Eleven years into our relationship, I am finally prepared to admit that my partner and I have stopped sleeping together. It's not a case of the first throes of passion between a couple who met in their mid-50s sliding gently into a more companionate phase. Nor is it a matter of him moving into the spare room because one of us snores.
No, what I mean by stopping sleeping together is perhaps best expressed by turning the sentence around. Together, we stopped sleeping.
Far from our sleep problems uniting us in mutual compassion and empathy, we have entered into what I call the competitive sleep phase of our relationship. It is characterised not by boasting about how well we've slept, or sharing lurid dreams - rather by how badly we've fared in the night. When his alarm goes off at 6.20am, I ask groggily: "How was it for you?"
"Awful," he generally replies, "awake more than two hours in the middle of the night. And you?"
"Ha!" I gloat. "Thought I heard you tossing and turning. But I was awake for three hours myself..."
The winner in this bizarre competition that has come to dominate our nights together is the one who has suffered the most by virtue of sleeping the least.
I've tried being mindful, I've tried acupuncture and various tinctures and tonics. I've listened to soothing sounds, waves swishing against seashores, babbling brooks, courtesy of countless apps.
I've even turned the white light of my Kindle so low, I'm practically reading in the dark, which I'm sure is ruining my already deteriorating eyesight.

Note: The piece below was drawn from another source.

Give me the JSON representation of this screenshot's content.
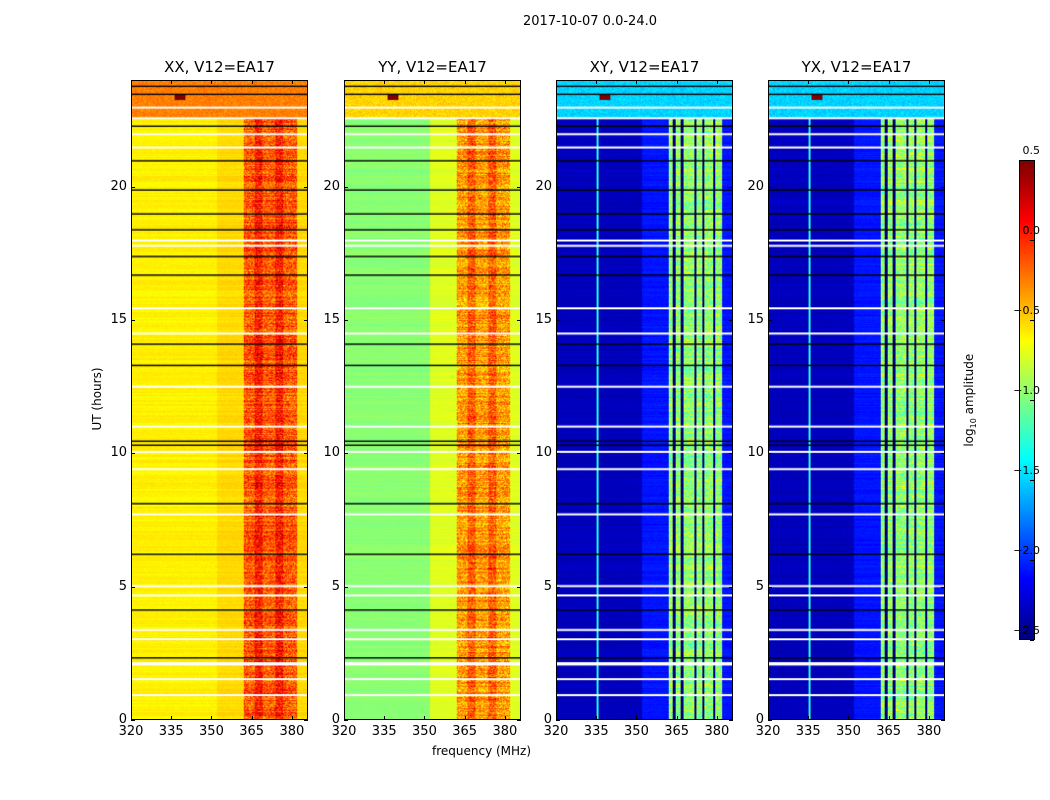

And while I've been genning up on this admittedly fascinating subject with the help of renowned neuroscientist and sleep expert Matthew Walker's Why We Sleep: The New Science of Sleep and Dreams (Allen Lane), the more worried I become. And the less able to sleep.
In the interests of a sharing relationship, I keep quoting bits at my partner, adding to his paranoia. Like the not-so-jolly news that if you routinely sleep less than six or seven hours a night, it will demolish your immune system, double your risk of cancer, increase your risk of Alzheimer's disease, diabetes, stroke and heart failure - exactly the sort of stuff we end up mulling over in the middle of the night.
Through our waking nightmare, at least my partner and I have retained a modicum of humour. As we lay to rest last night, my partner kissed me.
"Good night, darling," he said, before adding: "Only kidding."